Liveness: Is app running?
Readiness: Is app ready to receive traffic?

2. Can I customize Spring Boot health checks?

Yes. Implement HealthIndicator.

3. Should I restart on all failures?

No. Use smart recovery logic.

4. What’s a good retry interval?

Start with 30 seconds and monitor.

5. Can self-healing mask real issues?

Yes. Add alerting to monitor recovery attempts.

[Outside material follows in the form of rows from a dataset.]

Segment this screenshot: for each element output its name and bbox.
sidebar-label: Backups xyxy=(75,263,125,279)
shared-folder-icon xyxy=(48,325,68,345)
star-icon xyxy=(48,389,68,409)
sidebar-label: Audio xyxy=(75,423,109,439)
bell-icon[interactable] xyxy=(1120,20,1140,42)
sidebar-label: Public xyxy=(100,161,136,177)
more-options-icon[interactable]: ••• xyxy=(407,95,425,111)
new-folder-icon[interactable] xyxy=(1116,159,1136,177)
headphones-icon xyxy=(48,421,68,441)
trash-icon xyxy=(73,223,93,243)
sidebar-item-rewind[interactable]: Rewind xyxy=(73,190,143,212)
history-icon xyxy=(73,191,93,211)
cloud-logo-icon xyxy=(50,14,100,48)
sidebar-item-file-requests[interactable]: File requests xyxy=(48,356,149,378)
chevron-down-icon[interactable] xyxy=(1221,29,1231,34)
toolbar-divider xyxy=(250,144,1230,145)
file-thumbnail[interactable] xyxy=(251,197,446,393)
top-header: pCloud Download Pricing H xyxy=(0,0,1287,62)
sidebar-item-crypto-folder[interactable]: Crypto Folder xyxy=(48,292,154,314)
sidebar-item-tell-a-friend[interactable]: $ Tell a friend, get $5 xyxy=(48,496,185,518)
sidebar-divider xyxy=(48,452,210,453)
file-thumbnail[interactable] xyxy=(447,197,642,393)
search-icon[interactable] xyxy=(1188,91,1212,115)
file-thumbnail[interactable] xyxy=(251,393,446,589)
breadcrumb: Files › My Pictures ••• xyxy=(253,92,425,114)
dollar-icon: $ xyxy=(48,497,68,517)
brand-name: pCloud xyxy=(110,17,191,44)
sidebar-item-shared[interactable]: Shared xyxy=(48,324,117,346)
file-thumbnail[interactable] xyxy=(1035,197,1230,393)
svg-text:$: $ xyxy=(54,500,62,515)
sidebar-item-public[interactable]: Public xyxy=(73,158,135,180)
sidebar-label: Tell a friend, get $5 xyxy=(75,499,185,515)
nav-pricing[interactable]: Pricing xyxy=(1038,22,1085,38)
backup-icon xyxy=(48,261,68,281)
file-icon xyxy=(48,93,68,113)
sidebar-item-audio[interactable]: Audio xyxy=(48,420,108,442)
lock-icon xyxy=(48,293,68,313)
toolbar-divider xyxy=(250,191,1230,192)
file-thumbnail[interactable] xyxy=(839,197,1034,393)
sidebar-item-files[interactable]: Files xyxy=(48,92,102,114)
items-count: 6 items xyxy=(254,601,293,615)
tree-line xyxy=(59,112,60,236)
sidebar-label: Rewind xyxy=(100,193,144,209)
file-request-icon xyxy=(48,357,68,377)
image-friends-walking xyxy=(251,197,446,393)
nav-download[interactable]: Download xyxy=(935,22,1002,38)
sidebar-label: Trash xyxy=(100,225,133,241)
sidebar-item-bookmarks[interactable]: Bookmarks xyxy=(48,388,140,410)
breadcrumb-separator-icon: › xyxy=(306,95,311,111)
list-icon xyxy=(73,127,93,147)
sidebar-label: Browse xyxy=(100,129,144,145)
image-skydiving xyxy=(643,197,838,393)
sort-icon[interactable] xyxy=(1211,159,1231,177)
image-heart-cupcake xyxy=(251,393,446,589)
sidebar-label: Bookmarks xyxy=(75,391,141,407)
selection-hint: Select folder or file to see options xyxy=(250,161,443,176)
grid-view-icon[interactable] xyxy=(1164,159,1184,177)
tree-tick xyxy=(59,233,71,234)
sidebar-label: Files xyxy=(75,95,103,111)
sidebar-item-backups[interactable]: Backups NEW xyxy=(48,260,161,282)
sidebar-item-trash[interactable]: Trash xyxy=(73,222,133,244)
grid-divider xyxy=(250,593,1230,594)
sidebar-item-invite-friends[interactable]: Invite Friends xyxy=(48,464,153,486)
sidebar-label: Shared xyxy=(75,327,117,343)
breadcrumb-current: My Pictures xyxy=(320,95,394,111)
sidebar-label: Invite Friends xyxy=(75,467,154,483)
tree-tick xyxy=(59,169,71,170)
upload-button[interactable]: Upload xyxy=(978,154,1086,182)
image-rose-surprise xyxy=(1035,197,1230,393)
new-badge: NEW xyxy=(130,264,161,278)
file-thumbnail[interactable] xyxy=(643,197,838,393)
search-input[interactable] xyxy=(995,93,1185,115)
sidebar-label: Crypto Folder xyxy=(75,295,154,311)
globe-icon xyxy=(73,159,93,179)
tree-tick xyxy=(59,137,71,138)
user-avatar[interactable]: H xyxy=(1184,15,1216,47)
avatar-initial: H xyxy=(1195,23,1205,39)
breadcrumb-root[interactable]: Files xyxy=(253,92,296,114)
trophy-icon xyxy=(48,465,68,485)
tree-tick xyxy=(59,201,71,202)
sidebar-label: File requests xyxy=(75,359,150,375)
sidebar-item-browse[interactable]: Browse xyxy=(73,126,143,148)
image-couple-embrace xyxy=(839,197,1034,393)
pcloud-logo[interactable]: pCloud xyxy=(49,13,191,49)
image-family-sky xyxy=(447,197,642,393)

6. What tools integrate with health checks?

Kubernetes, Prometheus, Grafana, ELK.

7. Do all services need readiness probes?

Only those with long startup processes or external dependencies.

8. How can I simulate failure locally?

Kill DB connection or simulate high CPU to test liveness.

9. What about multi-region failover?

Use readiness checks to direct traffic only to healthy regions.

10. Can I use retries and self-healing together?

Yes. Retry short failures, self-heal persistent issues.